One of the biggest gaps I see in growing organizations is not strategy. It is a shared understanding.
Outside of the leadership team and maybe a handful of others, very few people in a company truly understand where the business is going.
Department heads often do a great job translating direction to their teams. But there is something uniquely powerful about bringing the entire organization together and telling the story together.
That is where town halls come in.
Why Town Halls Are So Important
At their core, town halls create shared clarity.
They give every single person in the organization a chance to zoom out from their seat and see the bigger picture. When done well, a great town hall answers three simple but powerful questions:
- Where we have been
- Where we are today
- Where we are going
This sounds simple, but the impact is profound.
Most people spend their days deep in their functional roles. They are executing, delivering, and solving problems.

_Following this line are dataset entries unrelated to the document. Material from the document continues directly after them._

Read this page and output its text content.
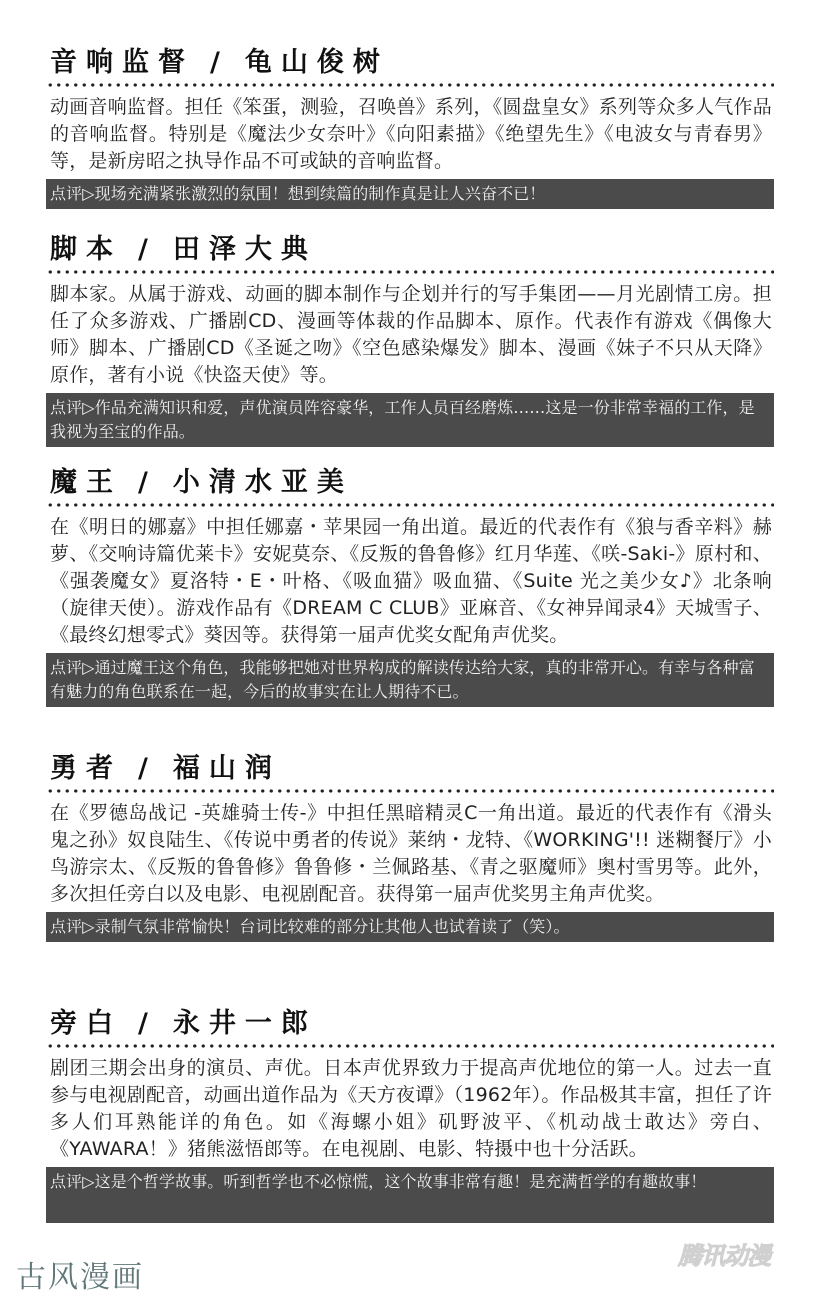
音响监督 / 龟山俊树
动画音响监督。担任《笨蛋，测验，召唤兽》系列，《圆盘皇女》系列等众多人气作品的音响监督。特别是《魔法少女奈叶》《向阳素描》《绝望先生》《电波女与青春男》等，是新房昭之执导作品不可或缺的音响监督。
点评▷现场充满紧张激烈的氛围！想到续篇的制作真是让人兴奋不已！
脚本 / 田泽大典
脚本家。从属于游戏、动画的脚本制作与企划并行的写手集团——月光剧情工房。担任了众多游戏、广播剧CD、漫画等体裁的作品脚本、原作。代表作有游戏《偶像大师》脚本、广播剧CD《圣诞之吻》《空色感染爆发》脚本、漫画《妹子不只从天降》原作，著有小说《快盗天使》等。
点评▷作品充满知识和爱，声优演员阵容豪华，工作人员百经磨炼……这是一份非常幸福的工作，是我视为至宝的作品。
魔王 / 小清水亚美
在《明日的娜嘉》中担任娜嘉・苹果园一角出道。最近的代表作有《狼与香辛料》赫萝、《交响诗篇优莱卡》安妮莫奈、《反叛的鲁鲁修》红月华莲、《咲-Saki-》原村和、《强袭魔女》夏洛特・E・叶格、《吸血猫》吸血猫、《Suite 光之美少女♪》北条响（旋律天使）。游戏作品有《DREAM C CLUB》亚麻音、《女神异闻录4》天城雪子、《最终幻想零式》葵因等。获得第一届声优奖女配角声优奖。
点评▷通过魔王这个角色，我能够把她对世界构成的解读传达给大家，真的非常开心。有幸与各种富有魅力的角色联系在一起，今后的故事实在让人期待不已。
勇者 / 福山润
在《罗德岛战记 -英雄骑士传-》中担任黑暗精灵C一角出道。最近的代表作有《滑头鬼之孙》奴良陆生、《传说中勇者的传说》莱纳・龙特、《WORKING'!! 迷糊餐厅》小鸟游宗太、《反叛的鲁鲁修》鲁鲁修・兰佩路基、《青之驱魔师》奥村雪男等。此外，多次担任旁白以及电影、电视剧配音。获得第一届声优奖男主角声优奖。
点评▷录制气氛非常愉快！台词比较难的部分让其他人也试着读了（笑）。
旁白 / 永井一郎
剧团三期会出身的演员、声优。日本声优界致力于提高声优地位的第一人。过去一直参与电视剧配音，动画出道作品为《天方夜谭》（1962年）。作品极其丰富，担任了许多人们耳熟能详的角色。如《海螺小姐》矶野波平、《机动战士敢达》旁白、《YAWARA！》猪熊滋悟郎等。在电视剧、电影、特摄中也十分活跃。
点评▷这是个哲学故事。听到哲学也不必惊慌，这个故事非常有趣！是充满哲学的有趣故事！
腾讯动漫
古风漫画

But they rarely get the opportunity to step back and see how all the human energy in the organization is coming together.

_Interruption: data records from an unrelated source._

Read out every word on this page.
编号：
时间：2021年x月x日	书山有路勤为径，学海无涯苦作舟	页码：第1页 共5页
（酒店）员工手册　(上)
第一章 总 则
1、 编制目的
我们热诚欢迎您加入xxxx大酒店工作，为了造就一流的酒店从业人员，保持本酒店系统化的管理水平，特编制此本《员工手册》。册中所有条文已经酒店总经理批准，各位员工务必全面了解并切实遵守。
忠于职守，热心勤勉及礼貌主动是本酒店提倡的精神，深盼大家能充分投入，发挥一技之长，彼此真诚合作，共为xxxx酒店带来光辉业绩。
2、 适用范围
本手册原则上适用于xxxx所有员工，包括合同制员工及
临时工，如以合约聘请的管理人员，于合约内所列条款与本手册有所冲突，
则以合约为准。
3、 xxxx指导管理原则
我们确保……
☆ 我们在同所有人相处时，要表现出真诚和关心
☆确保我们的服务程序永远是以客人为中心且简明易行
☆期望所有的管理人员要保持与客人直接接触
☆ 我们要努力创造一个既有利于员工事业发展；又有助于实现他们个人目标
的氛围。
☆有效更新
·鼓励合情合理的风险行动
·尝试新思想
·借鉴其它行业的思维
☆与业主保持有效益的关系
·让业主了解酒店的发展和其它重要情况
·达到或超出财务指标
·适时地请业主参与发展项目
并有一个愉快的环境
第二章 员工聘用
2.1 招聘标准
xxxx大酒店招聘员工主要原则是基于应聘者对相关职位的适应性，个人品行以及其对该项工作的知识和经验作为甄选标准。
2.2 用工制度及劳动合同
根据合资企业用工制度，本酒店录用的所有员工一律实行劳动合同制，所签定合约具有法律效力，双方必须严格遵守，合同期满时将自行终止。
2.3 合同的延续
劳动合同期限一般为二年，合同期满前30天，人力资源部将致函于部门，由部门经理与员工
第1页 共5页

A town hall creates that moment.
It allows people to:
- Reflect on what has been accomplished
- Hear candidly where the business stands today
- Get inspired about where the company is heading
Most importantly, it helps people understand how they fit into the story.

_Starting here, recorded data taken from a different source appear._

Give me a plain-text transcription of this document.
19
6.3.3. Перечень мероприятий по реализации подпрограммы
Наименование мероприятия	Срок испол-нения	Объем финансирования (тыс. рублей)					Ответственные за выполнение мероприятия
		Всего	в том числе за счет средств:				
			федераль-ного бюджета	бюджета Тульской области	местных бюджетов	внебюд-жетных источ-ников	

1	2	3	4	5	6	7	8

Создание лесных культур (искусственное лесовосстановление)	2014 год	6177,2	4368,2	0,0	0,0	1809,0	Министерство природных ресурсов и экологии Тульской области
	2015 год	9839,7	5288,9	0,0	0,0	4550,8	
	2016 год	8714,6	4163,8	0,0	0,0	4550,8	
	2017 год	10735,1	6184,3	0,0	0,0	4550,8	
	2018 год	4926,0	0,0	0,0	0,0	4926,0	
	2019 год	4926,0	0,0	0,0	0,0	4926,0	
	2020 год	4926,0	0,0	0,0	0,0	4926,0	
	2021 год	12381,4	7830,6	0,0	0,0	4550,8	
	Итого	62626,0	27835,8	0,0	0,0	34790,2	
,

Town Halls Strengthen Culture
When organizations do not create moments like this, culture can quietly erode.
People begin to operate in silos. Departments drift into their own narratives. Individuals create their own interpretations of what is happening.
Town halls reconnect the dots.
They remind people:
- We are building something together
- Our work is interconnected
- We are part of something bigger than our individual roles
They also create a powerful opportunity to reinforce core values.
Instead of values living on a wall or a slide, town halls let you bring them to life:
- Highlight real examples
- Celebrate people living the values
- Clarify what they actually mean in practice
This reduces interpretation drift and strengthens alignment across the company.
Town Halls Tell the Company Story
I often say that businesses are simply groups of humans harnessing energy to build a story.
Like all good stories, there are chapters:
- The beginning
- The messy middle
- The breakthrough moments
- The long arc of the future
Town halls help people understand where they are in that story.
If you are early stage, it helps people see that this is just the beginning and where you are going.
If you are navigating challenges, it shows that leadership sees the bumps and is moving forward together.
If you are scaling, it reinforces the long term vision.
For EOS companies, this is a natural place to reconnect people to your 10 Year Target or BHAG. It reminds everyone that you are not just working quarter to quarter. You are building something meaningful over time.
The Energy Shift Is Real
One of the most powerful town halls I was part of recently was with a fully remote organization.
Team members were spread across the country. Most interaction happened through screens and Slack messages.
During the town hall, the leadership team shared:
- Wins from the past quarter
- Financial momentum
- Annual objectives achieved
- New clients and team members
Something incredible happened.
The chat lit up.
Clapping emojis. Celebration emojis. Messages of pride. Energy.
When the conversation shifted to where the company was going, you could feel the shift again. People started imagining their role in the future, their growth, and their contribution.
Afterward, team members reached out to their managers saying things like:
- I finally see how I fit into the bigger picture
- That made me proud to work here
- I am so excited about where we are going
None of that would have happened without the town hall.
It required intentionally stepping away from the day to day to create space for connection and clarity.
What a Great Town Hall Looks Like
If you are thinking about introducing town halls, keep it simple and structured.
Here is a framework I recommend:
1. Where We Have Been
- Look back and share key wins and milestones
- Celebrations and shoutouts (such as work anniversaries or new hires)
- Progress against annual goals
- Stories that reinforce values
2. Where We Are
- Review the company core values
- Honest snapshot of the business
- Financial context at the right level
- Challenges or realities – share openly about what is working and what is not
Transparency builds trust here.
3. Where We Are Going
- Vision and future direction – The 3 year picture and 1 year plan
- Upcoming priorities – Quarterly Company Rocks
- Big bets and initiatives
- How the team contributes
This is where inspiration lives.
4. Reinforce Values and People
- Highlight team members
- Share stories of impact
- Connect work to purpose
5. Open the Door for Questions
Even if questions come afterward, invite them.
Town halls should feel like conversations, not broadcasts.
How Often Should You Run Them?
Quarterly is a great cadence for most organizations.
It aligns naturally with:
- Quarterly Rocks in EOS
- Business rhythms
- Momentum cycles
Most importantly, it gives teams regular moments to reconnect with the bigger picture.
Gather Feedback and Iterate
Your first town hall does not have to be perfect.
Afterward, ask:
- Was it too much information
- Not enough
- What resonated most
- What would make it better next time
Then refine and repeat.
Town halls get better over time and their impact compounds.
Final Thought
If you are building something meaningful, do not assume people automatically see it.
Clarity is not absorbed passively. It has to be created intentionally.
Town halls create that clarity.
They remind people:
- Why they are here
- What they are building
- Who they are building it with
- Where the story is going
When people can see themselves inside the story, something powerful happens.
They do not just show up to do a job.
They show up to build something that matters.